Despite their similarities, Erdoğan’s distaste for the Istanbul mayor transformed him from a political upstart into a rising star, when in 2019 the Turkish president demanded a re-run of the ballot from Imamoğlu’s initial win. This led to an even more resounding victory for Imamoğlu in a second ballot, and set him up as Erdoğan’s nemesis during his first term in office.

The result was legal trouble for Imamoğlu throughout his first term in office. Following his first win, a judge sentenced him to two and a half years in prison, and imposed a political ban for insulting public officials. An appeals court is yet to rule on the case.

The conviction was an echo of Erdoğan’s experience, after he was banned from politics and briefly jailed in 1999 for reciting a poem that a court ruled was an incitement to religious hatred. Last year, another court opened a case against Imamoğlu on charges of alleged rigging of bids on a tender while he was mayor of the Belikduzu district in 2015. The charges carry a potential sentence of three to seven years.

While Imamoğlu has frequently described obstacles from Ankara stymying his ability to deliver on his promises to Istanbulites, he found success in a campaign centred on repelling Erdoğan’s bid to put the central government in the capital back in control of Istanbul, a city of 16 million people.

The two charismatic political figures have sometimes led parallel lives. Imamoğlu, who graduated from Istanbul University with a degree in business administration in 1994, went into his family’s construction business. His love of football pushed him to become an administrator with his home town team in Trabzon, similar to Erdoğan’s brief career as a semi-professional footballer.
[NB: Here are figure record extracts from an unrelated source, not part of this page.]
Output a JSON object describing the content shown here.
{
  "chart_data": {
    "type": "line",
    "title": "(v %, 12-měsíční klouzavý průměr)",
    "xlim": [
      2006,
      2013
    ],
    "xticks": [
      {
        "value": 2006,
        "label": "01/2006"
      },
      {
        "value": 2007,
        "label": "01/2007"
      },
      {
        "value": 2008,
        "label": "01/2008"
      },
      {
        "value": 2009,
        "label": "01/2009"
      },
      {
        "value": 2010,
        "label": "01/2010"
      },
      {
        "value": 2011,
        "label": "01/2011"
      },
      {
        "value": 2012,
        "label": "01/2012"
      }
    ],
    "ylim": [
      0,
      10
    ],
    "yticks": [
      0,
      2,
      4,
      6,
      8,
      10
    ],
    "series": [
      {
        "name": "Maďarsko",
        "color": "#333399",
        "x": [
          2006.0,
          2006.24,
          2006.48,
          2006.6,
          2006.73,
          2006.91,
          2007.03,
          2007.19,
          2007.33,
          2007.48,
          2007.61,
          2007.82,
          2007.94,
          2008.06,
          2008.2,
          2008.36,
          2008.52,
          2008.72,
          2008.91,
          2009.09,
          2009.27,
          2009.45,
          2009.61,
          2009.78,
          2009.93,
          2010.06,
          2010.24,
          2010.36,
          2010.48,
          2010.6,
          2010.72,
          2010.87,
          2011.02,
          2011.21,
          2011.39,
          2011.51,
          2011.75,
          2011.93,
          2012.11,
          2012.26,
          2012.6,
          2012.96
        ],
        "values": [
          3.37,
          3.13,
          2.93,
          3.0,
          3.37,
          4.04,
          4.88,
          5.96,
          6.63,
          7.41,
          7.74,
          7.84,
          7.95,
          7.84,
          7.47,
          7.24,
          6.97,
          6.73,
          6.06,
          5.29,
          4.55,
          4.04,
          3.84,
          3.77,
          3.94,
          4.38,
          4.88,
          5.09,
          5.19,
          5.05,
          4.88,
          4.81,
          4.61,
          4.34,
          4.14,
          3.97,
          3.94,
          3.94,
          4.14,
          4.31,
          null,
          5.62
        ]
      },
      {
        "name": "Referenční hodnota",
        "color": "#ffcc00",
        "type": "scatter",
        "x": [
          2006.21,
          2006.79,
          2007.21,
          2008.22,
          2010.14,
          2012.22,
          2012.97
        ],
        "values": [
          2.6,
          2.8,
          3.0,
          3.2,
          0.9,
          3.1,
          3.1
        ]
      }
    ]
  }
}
Imamoğlu recently recalled the mundane setting where he and Erdoğan first crossed paths. In the mid-1990s, after Erdoğan became mayor, he visited the meatball restaurant that a young Imamoğlu was running in Istanbul’s Gungoren district.

“When he was in his first months as mayor I hosted him,” Imamoğlu said. “He ate meatballs in my restaurant. I didn’t take his money. He won’t pay that bill as long as he lives.”